Standing here on Thomas Walsh’s doorstep, Ripley wondered if she’d made the right decision coming here. Not to this house, but to this state.
Retirement was supposed to feel like freedom. That's what everyone said - like shrugging off a lead vest, like finally exhaling after holding your breath for thirty years. But here, Ripley realized retirement was more like muscle atrophy. The longer you went without using certain skills, the more they withered. Until one day you needed them again, and your body remembered exactly what it had lost.
She shook the thought off. Back to the task at hand. She stepped back, scrutinized the house. There was a car in the driveway, but no other signs of life that Ripley could see. She walked around the side of the house and saw a fence.
‘Thomas Walsh? FBI. We need to speak with you.’
A part of her considered leaping the fence and taking a real look, but she was only here to appease Ella’s outlandish theories. It wasn’t worth it.
‘Looking for Tom?’
The voice startled her. Retirement had dulled her reflexes. A woman stood at the property line, wrapped in a quilted jacket that hung to her knees. She looked about seventy, with cropped silver hair and the pinched expression of someone who'd appointed herself neighborhood watch.

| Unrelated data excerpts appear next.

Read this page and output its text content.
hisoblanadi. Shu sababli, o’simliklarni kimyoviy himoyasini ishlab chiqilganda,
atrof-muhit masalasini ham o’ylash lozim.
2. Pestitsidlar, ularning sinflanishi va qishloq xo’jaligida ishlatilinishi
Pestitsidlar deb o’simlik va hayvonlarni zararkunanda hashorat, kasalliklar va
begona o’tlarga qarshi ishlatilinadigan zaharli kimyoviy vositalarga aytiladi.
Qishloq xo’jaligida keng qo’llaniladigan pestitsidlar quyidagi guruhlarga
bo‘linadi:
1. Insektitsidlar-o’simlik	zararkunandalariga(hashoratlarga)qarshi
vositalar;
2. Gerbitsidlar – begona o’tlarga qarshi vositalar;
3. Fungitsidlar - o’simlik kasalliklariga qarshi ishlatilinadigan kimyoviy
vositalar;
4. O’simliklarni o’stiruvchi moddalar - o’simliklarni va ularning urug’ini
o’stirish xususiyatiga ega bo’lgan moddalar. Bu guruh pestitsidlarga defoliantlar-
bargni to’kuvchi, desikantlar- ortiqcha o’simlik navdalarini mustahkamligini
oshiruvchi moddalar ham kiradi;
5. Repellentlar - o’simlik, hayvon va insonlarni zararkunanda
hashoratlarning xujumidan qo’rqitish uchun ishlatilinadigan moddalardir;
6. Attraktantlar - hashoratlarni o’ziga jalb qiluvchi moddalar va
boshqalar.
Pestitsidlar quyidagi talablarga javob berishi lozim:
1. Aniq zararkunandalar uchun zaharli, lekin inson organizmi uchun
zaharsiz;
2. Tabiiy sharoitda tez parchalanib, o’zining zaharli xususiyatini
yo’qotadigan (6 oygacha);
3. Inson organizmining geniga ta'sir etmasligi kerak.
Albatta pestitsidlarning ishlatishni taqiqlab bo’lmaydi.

‘Yes,’ Ripley replied, instantly recalibrating. ‘We need to speak with him urgently.’
‘Well, you're about twelve hours too early.’ The woman stopped at the edge of Walsh's property line like an invisible barrier separated them. ‘He's not back until tomorrow.’
Ripley felt something cold that had nothing to do with December in Ohio. ‘Back from where?’
‘Italy. Florence, specifically.’ She pronounced it ‘Floor-ence’ with an extra syllable. ‘Spiritual retreat or something like that. Been gone a week.’